• bu sabah başlayacağım fiziksel etkinlik, spor.
  • anadolunun ücra köylerinde yaşayan gencecik çocukların okullarına gitmek için her sabah yaptıkları mecburi spordur.

    p.s.: bu mesafe 10 km. olmasın da 1. km olsun ne fark eder ki?
  • yakın zamanda başlayacağım egzersiz türü.
  • koşu değil de yürüyüş olacaksa ve tam olarak 10 km ise hayli vakit alacak olan eylemdir.
  • hızlı tempo ile uygulandığı zaman bile 1,5 saatten önce tamamlanamayan aktivite. ayrıca rutin uygulanan bir egzersiz değil ise, bel ve bacaklarda ciddi ağrılara ve kramplara yok açacaktır.

    10 km olmasın, 5 km olsun, 3 km olsun yararları çile çekmeye değecektir (bkz: cardio)
  • doğru nefes ve duruşla yapmadığınız sürece bir sikime yaramayacaktır. hatta kas kaybedersiniz.
  • bokunu çıkarmaktır.
    her şeyin olduğu gibi egzersizin de aşırısı zarar. ayrıca bu kadar uzun süre yeknesak spor, kısa sürede yapanı bıktırır ve zamanla ödünler vere vere sonunda sporu bırakırsın.
    her gün 30 - 60 dakika bir süre orta tempolu (100-120 adım) yürüyüş sağlıklı yaşam için yeter ki, 2,5-5,5 km mesafeye denk geliyor.
    yok derdin; zayıflamaksa, sporu bu kadar ifrada kaçıracağına yemeden içmeden azıcık kıs.
    10 km yürüyüp ardından 2 koca tabak soslu spagetti yiyorsan hiçbir faydası yok. birincisi, 600 kalori yaktırır; ikincisi 1800 kalori aldırır.
  • 10 çok ya
  • her gece 10 km yürümek versiyonunu yaptığım hede.

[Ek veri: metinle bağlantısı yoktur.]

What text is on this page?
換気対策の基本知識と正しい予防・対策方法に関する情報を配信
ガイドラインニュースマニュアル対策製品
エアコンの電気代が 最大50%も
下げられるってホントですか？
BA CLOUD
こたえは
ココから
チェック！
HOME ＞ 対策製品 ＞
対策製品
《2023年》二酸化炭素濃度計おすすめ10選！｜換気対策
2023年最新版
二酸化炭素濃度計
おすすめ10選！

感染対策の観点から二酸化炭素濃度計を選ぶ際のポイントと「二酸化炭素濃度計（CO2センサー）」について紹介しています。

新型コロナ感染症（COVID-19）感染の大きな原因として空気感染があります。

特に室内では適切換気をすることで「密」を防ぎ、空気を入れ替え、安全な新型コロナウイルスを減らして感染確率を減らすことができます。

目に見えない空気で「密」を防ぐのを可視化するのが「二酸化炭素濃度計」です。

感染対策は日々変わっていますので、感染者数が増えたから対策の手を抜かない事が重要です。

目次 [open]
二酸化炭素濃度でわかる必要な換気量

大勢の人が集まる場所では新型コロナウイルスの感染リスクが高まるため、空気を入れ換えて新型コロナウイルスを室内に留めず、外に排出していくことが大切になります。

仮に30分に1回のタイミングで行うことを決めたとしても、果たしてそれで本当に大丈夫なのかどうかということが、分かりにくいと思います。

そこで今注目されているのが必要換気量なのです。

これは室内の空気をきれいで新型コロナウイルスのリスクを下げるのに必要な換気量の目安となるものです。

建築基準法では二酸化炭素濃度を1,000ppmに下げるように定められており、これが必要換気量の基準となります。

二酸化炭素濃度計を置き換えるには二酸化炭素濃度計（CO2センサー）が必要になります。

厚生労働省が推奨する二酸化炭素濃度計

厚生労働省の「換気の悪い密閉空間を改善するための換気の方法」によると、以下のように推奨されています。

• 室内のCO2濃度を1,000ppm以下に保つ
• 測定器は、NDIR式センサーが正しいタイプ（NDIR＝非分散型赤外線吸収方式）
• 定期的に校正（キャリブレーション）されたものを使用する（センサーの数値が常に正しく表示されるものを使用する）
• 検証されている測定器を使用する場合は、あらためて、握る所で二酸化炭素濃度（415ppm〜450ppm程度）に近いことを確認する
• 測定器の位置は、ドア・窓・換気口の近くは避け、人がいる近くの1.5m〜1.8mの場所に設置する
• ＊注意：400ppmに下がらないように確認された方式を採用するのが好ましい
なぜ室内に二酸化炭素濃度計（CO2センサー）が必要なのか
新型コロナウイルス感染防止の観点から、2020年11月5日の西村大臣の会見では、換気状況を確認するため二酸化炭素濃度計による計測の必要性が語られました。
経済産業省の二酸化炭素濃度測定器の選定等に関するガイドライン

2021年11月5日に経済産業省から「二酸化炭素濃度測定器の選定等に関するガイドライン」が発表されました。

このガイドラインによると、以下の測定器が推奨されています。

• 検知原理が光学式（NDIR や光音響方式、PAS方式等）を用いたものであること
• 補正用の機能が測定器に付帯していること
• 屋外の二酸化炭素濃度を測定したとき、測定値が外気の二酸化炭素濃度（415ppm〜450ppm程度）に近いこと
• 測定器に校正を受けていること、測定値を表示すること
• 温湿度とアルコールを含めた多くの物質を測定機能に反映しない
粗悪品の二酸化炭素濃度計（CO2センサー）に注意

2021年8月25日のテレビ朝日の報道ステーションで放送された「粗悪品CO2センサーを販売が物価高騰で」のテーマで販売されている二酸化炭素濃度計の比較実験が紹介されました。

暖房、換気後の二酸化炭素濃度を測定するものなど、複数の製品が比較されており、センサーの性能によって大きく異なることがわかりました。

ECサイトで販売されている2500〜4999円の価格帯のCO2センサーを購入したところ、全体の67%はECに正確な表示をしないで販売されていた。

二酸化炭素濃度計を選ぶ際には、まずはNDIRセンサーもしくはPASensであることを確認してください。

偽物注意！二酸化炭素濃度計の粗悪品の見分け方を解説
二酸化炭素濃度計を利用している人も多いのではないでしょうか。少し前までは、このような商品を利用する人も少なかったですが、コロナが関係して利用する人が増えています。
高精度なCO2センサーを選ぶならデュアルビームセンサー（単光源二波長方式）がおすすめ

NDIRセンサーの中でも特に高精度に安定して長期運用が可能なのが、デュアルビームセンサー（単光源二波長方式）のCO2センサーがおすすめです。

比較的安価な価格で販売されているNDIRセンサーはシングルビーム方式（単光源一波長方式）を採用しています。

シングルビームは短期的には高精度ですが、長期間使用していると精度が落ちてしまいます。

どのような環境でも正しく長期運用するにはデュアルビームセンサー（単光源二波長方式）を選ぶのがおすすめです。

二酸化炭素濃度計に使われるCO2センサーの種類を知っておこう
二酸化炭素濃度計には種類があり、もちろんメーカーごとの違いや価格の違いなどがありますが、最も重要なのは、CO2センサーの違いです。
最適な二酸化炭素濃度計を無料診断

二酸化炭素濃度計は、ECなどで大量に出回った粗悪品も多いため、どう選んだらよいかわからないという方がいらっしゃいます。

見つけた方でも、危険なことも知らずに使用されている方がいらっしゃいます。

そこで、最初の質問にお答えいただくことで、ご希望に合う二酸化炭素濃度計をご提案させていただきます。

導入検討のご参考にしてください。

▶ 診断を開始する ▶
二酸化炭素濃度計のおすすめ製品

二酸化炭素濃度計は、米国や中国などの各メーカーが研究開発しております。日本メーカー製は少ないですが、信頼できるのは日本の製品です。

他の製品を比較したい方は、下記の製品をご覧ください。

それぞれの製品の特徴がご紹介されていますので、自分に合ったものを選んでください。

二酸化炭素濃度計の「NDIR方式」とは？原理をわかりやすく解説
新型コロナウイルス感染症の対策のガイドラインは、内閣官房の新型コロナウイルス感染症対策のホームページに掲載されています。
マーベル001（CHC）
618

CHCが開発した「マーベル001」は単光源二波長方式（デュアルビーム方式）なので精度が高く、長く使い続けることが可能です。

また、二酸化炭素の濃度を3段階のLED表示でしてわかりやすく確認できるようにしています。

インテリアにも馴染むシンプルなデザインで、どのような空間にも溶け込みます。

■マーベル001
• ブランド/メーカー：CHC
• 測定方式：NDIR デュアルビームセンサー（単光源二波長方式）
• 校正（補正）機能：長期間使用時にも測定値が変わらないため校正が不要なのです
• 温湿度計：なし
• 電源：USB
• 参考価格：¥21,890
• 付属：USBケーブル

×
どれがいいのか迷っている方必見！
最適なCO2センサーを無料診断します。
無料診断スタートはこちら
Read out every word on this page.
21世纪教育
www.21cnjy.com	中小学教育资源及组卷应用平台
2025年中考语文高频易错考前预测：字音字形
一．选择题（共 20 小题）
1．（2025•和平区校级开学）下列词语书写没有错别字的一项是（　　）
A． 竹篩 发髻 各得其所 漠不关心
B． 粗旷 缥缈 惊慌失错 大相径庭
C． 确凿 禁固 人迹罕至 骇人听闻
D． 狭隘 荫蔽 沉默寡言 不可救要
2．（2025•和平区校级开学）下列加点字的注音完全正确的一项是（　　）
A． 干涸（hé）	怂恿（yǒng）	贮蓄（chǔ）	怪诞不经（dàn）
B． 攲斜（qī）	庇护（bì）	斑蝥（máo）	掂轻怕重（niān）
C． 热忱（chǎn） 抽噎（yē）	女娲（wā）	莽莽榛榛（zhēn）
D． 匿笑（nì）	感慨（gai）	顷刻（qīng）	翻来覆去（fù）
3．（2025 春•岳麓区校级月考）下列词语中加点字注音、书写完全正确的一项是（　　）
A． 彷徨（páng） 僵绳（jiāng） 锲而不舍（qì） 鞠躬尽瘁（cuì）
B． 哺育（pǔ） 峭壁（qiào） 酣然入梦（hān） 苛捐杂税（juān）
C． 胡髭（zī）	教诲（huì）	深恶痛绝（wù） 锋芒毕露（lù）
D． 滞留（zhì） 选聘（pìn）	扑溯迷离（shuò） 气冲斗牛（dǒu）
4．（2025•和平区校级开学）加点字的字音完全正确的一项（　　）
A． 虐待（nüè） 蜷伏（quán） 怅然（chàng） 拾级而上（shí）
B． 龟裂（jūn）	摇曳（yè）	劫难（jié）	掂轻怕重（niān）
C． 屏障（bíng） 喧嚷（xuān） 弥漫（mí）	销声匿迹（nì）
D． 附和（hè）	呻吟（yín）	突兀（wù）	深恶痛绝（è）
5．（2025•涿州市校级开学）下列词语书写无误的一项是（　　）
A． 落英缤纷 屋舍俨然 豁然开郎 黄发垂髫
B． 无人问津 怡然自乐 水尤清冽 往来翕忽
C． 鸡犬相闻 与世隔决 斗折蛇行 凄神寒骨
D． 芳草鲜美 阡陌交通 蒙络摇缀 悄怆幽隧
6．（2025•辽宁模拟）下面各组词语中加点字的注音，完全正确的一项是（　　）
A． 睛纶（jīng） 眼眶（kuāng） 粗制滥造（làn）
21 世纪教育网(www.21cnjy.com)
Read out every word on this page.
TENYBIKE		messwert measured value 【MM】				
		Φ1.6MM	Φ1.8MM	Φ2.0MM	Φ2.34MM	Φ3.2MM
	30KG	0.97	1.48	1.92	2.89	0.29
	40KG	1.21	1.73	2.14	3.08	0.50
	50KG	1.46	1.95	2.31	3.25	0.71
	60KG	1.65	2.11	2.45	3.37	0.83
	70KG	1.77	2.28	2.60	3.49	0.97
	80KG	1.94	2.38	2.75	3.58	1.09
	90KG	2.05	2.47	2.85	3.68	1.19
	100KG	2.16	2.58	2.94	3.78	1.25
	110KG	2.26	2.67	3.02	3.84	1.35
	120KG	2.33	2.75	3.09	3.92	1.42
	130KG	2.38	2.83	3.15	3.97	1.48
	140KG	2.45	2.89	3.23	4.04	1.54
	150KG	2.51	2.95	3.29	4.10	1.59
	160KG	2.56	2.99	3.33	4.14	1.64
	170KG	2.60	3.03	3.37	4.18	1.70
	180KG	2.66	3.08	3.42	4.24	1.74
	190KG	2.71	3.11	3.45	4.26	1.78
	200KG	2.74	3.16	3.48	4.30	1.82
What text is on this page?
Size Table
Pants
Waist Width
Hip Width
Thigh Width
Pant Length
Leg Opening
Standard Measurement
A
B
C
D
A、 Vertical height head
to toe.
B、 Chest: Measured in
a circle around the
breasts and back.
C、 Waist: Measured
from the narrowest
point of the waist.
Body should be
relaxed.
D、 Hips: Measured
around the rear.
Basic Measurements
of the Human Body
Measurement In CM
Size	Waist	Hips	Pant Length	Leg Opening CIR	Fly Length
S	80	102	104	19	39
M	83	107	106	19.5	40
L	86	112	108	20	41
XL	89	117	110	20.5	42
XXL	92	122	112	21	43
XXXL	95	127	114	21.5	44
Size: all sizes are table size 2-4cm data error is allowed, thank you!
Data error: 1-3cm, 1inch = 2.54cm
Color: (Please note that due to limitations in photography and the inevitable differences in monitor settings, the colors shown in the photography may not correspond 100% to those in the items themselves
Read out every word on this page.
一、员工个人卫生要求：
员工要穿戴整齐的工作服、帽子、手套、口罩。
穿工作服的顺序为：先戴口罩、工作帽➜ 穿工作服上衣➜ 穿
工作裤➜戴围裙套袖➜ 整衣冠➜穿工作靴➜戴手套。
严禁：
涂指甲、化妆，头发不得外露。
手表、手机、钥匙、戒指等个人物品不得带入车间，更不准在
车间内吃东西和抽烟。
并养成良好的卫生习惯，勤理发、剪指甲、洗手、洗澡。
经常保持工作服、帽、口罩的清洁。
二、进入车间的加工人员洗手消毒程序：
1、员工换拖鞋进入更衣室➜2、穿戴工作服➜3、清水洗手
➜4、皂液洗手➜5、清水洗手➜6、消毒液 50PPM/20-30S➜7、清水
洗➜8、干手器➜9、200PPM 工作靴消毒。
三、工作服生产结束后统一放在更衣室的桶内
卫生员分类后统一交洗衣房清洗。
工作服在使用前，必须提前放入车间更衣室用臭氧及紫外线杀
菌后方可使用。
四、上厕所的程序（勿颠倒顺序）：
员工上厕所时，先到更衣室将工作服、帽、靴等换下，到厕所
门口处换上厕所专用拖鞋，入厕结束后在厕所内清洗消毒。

    aslında mevzu benim için karaciğer yağlanması, fazla kilolar ve psikolojik takıntılarla başladı. yürümek her zaman rahatlatan bir aktivite olduğundan birden "yürümeliyim" fikri çok mantıklı geldi. kalabalık görmeye dayanamadığım için de günün en güzel saatleri olan gece saatlerini seçtim.

    bazen gece 1'de bazen de 2'de çıkıyorum. ilk 5 dakikası serseri serbest stilimizden dolayı playlistin giriş şarkısıyla sigara içmekle geçiyor. sonra tempo yakaladığımı anladığım an kendimi zorluyorum. yürüdüğüm rota eski lara yolu ve burhannetin onat arasında. caddede sürekli trafik olduğu için tehlike arz eden bir durum da yok. hatta yolda yaya görünce "aaa insan lan" diyorsun. palmiyelerle dolu bir cadde, karşı şeritten akan trafik güvenli bir yol ve en önemlisi denizden gelen serin hava o 10 km'yi hissettirmiyor. yol boyunca bazen the smiths bazen orhan gencebay bazen ankara havası bazen de türkçe pop dinliyorum. öyle de iştahlı bir iş yürümek...

    ilk 3 hafta özelinde psikolojik olarak faydasını gördüm diyebilirim. yürümediğim tek gün oldu (sosyalleşme geyikleri) onda da kendimi huzursuz hissettim. bu saatlerde eve gelip, duş alıp kahve-sigara eşliğinde entryi bitirirken zihnimin berraklığını da ekleyeyim. tek sıkıntı alışma sürecindeki kaval kemiği ağrısı. o da zamanla geçiyor.